Illustration for: Meta Moves to Unwind Manus AI Deal Under Beijing Pressure

Meta Moves to Unwind Manus AI Deal Under Beijing Pressure

Meta Platforms Inc. is actively working to unwind its acquisition of Chinese AI startup Manus as a Beijing-imposed deadline approaches, according to a report from the Wall Street Journal cited by The Decoder (https://the-decoder.com/meta-scrambles-to-unwind-manus-deal-as-beijings-deadline-looms/).

The forced reversal comes amid escalating US-China tensions over artificial intelligence, with the Chinese government effectively blocking one of its homegrown AI companies from falling under American ownership. Manus, known for its AI agent technology, had drawn Meta’s interest as the social media giant races to build out its AI capabilities.

The deal unwind comes as both Washington and Beijing have moved to assert greater control over the flow of AI talent and technology between the world’s two largest economies, creating new obstacles for cross-border AI acquisitions.

Meta has not publicly commented on the status of the Manus transaction. The company, led by CEO Mark Zuckerberg, has made AI development a central pillar of its corporate strategy, investing billions in large language models, AI assistants and infrastructure.

Manus gained attention in the AI industry as a developer of autonomous AI agents — software capable of independently completing complex tasks. The startup’s technology aligns with a broader industry push toward agentic AI systems, an area where Meta, OpenAI, Anthropic and Google are all competing aggressively.

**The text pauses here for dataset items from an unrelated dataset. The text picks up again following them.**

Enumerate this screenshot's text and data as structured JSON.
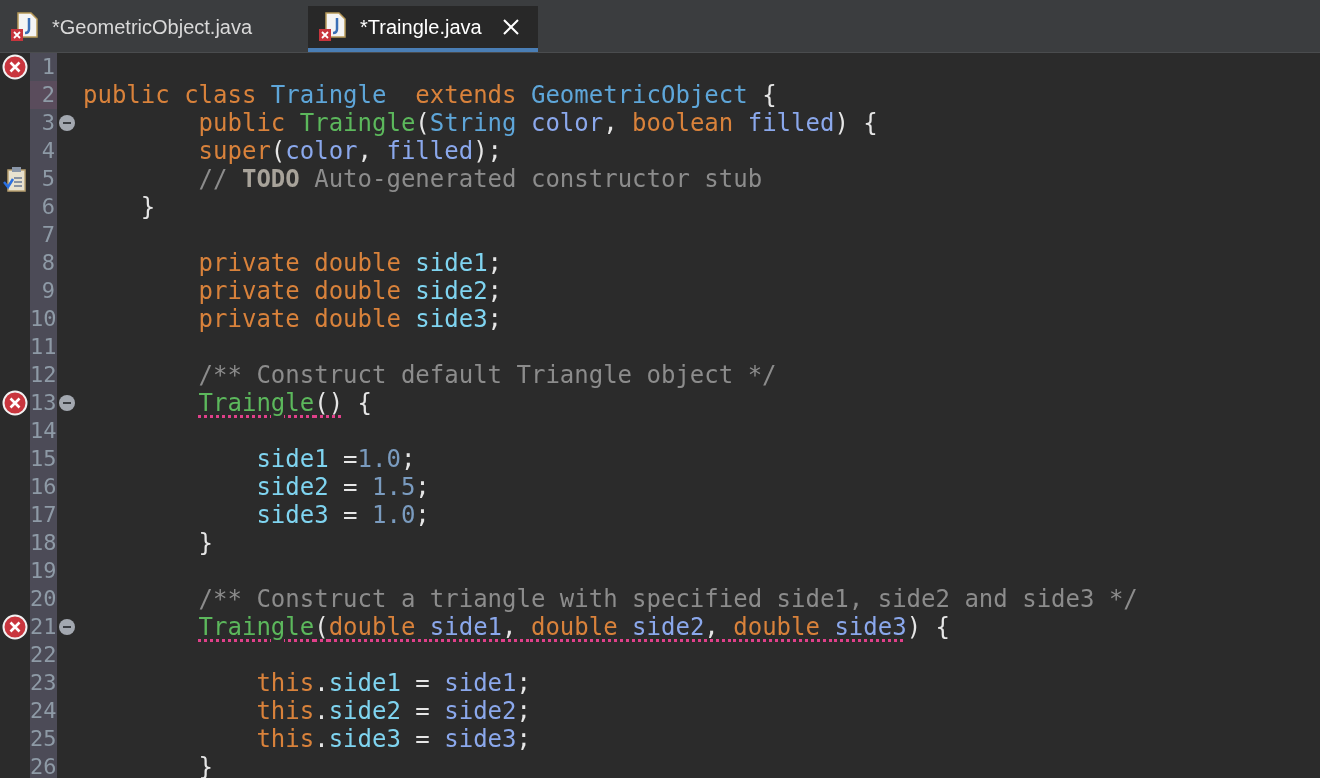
{
  "tabs": [
    {
      "label": "*GeometricObject.java",
      "selected": false,
      "closable": false
    },
    {
      "label": "*Traingle.java",
      "selected": true,
      "closable": true
    }
  ],
  "lines": [
    {
      "number": "1",
      "kind": "error",
      "fold": false,
      "current": false
    },
    {
      "number": "2",
      "kind": "plain",
      "fold": false,
      "current": true,
      "tokens": [
        {
          "kind": "keyword",
          "text": "public class "
        },
        {
          "kind": "type",
          "text": "Traingle"
        },
        {
          "kind": "keyword",
          "text": "  extends "
        },
        {
          "kind": "type",
          "text": "GeometricObject"
        },
        {
          "kind": "plain",
          "text": " {"
        }
      ]
    },
    {
      "number": "3",
      "kind": "plain",
      "fold": true,
      "current": false,
      "tokens": [
        {
          "kind": "keyword",
          "text": "        public "
        },
        {
          "kind": "method",
          "text": "Traingle"
        },
        {
          "kind": "plain",
          "text": "("
        },
        {
          "kind": "type",
          "text": "String"
        },
        {
          "kind": "param",
          "text": " color"
        },
        {
          "kind": "plain",
          "text": ", "
        },
        {
          "kind": "keyword",
          "text": "boolean "
        },
        {
          "kind": "param",
          "text": "filled"
        },
        {
          "kind": "plain",
          "text": ") {"
        }
      ]
    },
    {
      "number": "4",
      "kind": "plain",
      "fold": false,
      "current": false,
      "tokens": [
        {
          "kind": "keyword",
          "text": "        super"
        },
        {
          "kind": "plain",
          "text": "("
        },
        {
          "kind": "param",
          "text": "color"
        },
        {
          "kind": "plain",
          "text": ", "
        },
        {
          "kind": "param",
          "text": "filled"
        },
        {
          "kind": "plain",
          "text": ");"
        }
      ]
    },
    {
      "number": "5",
      "kind": "task",
      "fold": false,
      "current": false,
      "tokens": [
        {
          "kind": "comment",
          "text": "        // "
        },
        {
          "kind": "todo",
          "text": "TODO"
        },
        {
          "kind": "comment",
          "text": " Auto-generated constructor stub"
        }
      ]
    },
    {
      "number": "6",
      "kind": "plain",
      "fold": false,
      "current": false,
      "tokens": [
        {
          "kind": "plain",
          "text": "    }"
        }
      ]
    },
    {
      "number": "7",
      "kind": "plain",
      "fold": false,
      "current": false
    },
    {
      "number": "8",
      "kind": "plain",
      "fold": false,
      "current": false,
      "tokens": [
        {
          "kind": "keyword",
          "text": "        private double "
        },
        {
          "kind": "field",
          "text": "side1"
        },
        {
          "kind": "plain",
          "text": ";"
        }
      ]
    },
    {
      "number": "9",
      "kind": "plain",
      "fold": false,
      "current": false,
      "tokens": [
        {
          "kind": "keyword",
          "text": "        private double "
        },
        {
          "kind": "field",
          "text": "side2"
        },
        {
          "kind": "plain",
          "text": ";"
        }
      ]
    },
    {
      "number": "10",
      "kind": "plain",
      "fold": false,
      "current": false,
      "tokens": [
        {
          "kind": "keyword",
          "text": "        private double "
        },
        {
          "kind": "field",
          "text": "side3"
        },
        {
          "kind": "plain",
          "text": ";"
        }
      ]
    },
    {
      "number": "11",
      "kind": "plain",
      "fold": false,
      "current": false
    },
    {
      "number": "12",
      "kind": "plain",
      "fold": false,
      "current": false,
      "tokens": [
        {
          "kind": "comment",
          "text": "        /** Construct default Triangle object */"
        }
      ]
    },
    {
      "number": "13",
      "kind": "error",
      "fold": true,
      "current": false,
      "tokens": [
        {
          "kind": "method",
          "text": "        Traingle",
          "error": true
        },
        {
          "kind": "plain",
          "text": "()",
          "error": true
        },
        {
          "kind": "plain",
          "text": " {",
          "error": false
        }
      ]
    },
    {
      "number": "14",
      "kind": "plain",
      "fold": false,
      "current": false
    },
    {
      "number": "15",
      "kind": "plain",
      "fold": false,
      "current": false,
      "tokens": [
        {
          "kind": "field",
          "text": "            side1"
        },
        {
          "kind": "plain",
          "text": " ="
        },
        {
          "kind": "number",
          "text": "1.0"
        },
        {
          "kind": "plain",
          "text": ";"
        }
      ]
    },
    {
      "number": "16",
      "kind": "plain",
      "fold": false,
      "current": false,
      "tokens": [
        {
          "kind": "field",
          "text": "            side2"
        },
        {
          "kind": "plain",
          "text": " = "
        },
        {
          "kind": "number",
          "text": "1.5"
        },
        {
          "kind": "plain",
          "text": ";"
        }
      ]
    },
    {
      "number": "17",
      "kind": "plain",
      "fold": false,
      "current": false,
      "tokens": [
        {
          "kind": "field",
          "text": "            side3"
        },
        {
          "kind": "plain",
          "text": " = "
        },
        {
          "kind": "number",
          "text": "1.0"
        },
        {
          "kind": "plain",
          "text": ";"
        }
      ]
    },
    {
      "number": "18",
      "kind": "plain",
      "fold": false,
      "current": false,
      "tokens": [
        {
          "kind": "plain",
          "text": "        }"
        }
      ]
    },
    {
      "number": "19",
      "kind": "plain",
      "fold": false,
      "current": false
    },
    {
      "number": "20",
      "kind": "plain",
      "fold": false,
      "current": false,
      "tokens": [
        {
          "kind": "comment",
          "text": "        /** Construct a triangle with specified side1, side2 and side3 */"
        }
      ]
    },
    {
      "number": "21",
      "kind": "error",
      "fold": true,
      "current": false,
      "tokens": [
        {
          "kind": "method",
          "text": "        Traingle",
          "error": true
        },
        {
          "kind": "plain",
          "text": "(",
          "error": true
        },
        {
          "kind": "keyword",
          "text": "double ",
          "error": true
        },
        {
          "kind": "param",
          "text": "side1",
          "error": true
        },
        {
          "kind": "plain",
          "text": ", ",
          "error": true
        },
        {
          "kind": "keyword",
          "text": "double ",
          "error": true
        },
        {
          "kind": "param",
          "text": "side2",
          "error": true
        },
        {
          "kind": "plain",
          "text": ", ",
          "error": true
        },
        {
          "kind": "keyword",
          "text": "double ",
          "error": true
        },
        {
          "kind": "param",
          "text": "side3",
          "error": true
        },
        {
          "kind": "plain",
          "text": ") {",
          "error": false
        }
      ]
    },
    {
      "number": "22",
      "kind": "plain",
      "fold": false,
      "current": false
    },
    {
      "number": "23",
      "kind": "plain",
      "fold": false,
      "current": false,
      "tokens": [
        {
          "kind": "keyword",
          "text": "            this"
        },
        {
          "kind": "plain",
          "text": "."
        },
        {
          "kind": "field",
          "text": "side1"
        },
        {
          "kind": "plain",
          "text": " = "
        },
        {
          "kind": "param",
          "text": "side1"
        },
        {
          "kind": "plain",
          "text": ";"
        }
      ]
    },
    {
      "number": "24",
      "kind": "plain",
      "fold": false,
      "current": false,
      "tokens": [
        {
          "kind": "keyword",
          "text": "            this"
        },
        {
          "kind": "plain",
          "text": "."
        },
        {
          "kind": "field",
          "text": "side2"
        },
        {
          "kind": "plain",
          "text": " = "
        },
        {
          "kind": "param",
          "text": "side2"
        },
        {
          "kind": "plain",
          "text": ";"
        }
      ]
    },
    {
      "number": "25",
      "kind": "plain",
      "fold": false,
      "current": false,
      "tokens": [
        {
          "kind": "keyword",
          "text": "            this"
        },
        {
          "kind": "plain",
          "text": "."
        },
        {
          "kind": "field",
          "text": "side3"
        },
        {
          "kind": "plain",
          "text": " = "
        },
        {
          "kind": "param",
          "text": "side3"
        },
        {
          "kind": "plain",
          "text": ";"
        }
      ]
    },
    {
      "number": "26",
      "kind": "plain",
      "fold": false,
      "current": false,
      "tokens": [
        {
          "kind": "plain",
          "text": "        }"
        }
      ]
    }
  ]
}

Beijing’s intervention in the deal reflects China’s tightening grip on its domestic AI sector. Chinese regulators have grown increasingly protective of the country’s AI companies and the data they hold, viewing them as strategic national assets in the global AI race. The move mirrors, in some respects, Washington’s own restrictions on AI chip exports and technology transfers to China.

The unraveling deal is a setback for Meta’s efforts to expand its AI agent capabilities through acquisition. Meta has not publicly outlined alternative strategies for developing comparable technology.

The development comes as US policymakers continue to scrutinize American companies’ ties to Chinese AI firms. Congressional leaders from both parties have called for stricter oversight of technology transfers, and the Commerce Department has imposed successive rounds of export controls targeting China’s AI and semiconductor sectors.

The Meta-Manus episode comes as both countries have moved toward greater separation in cross-border AI transactions, accelerating a broader pattern of technological divergence between the two nations.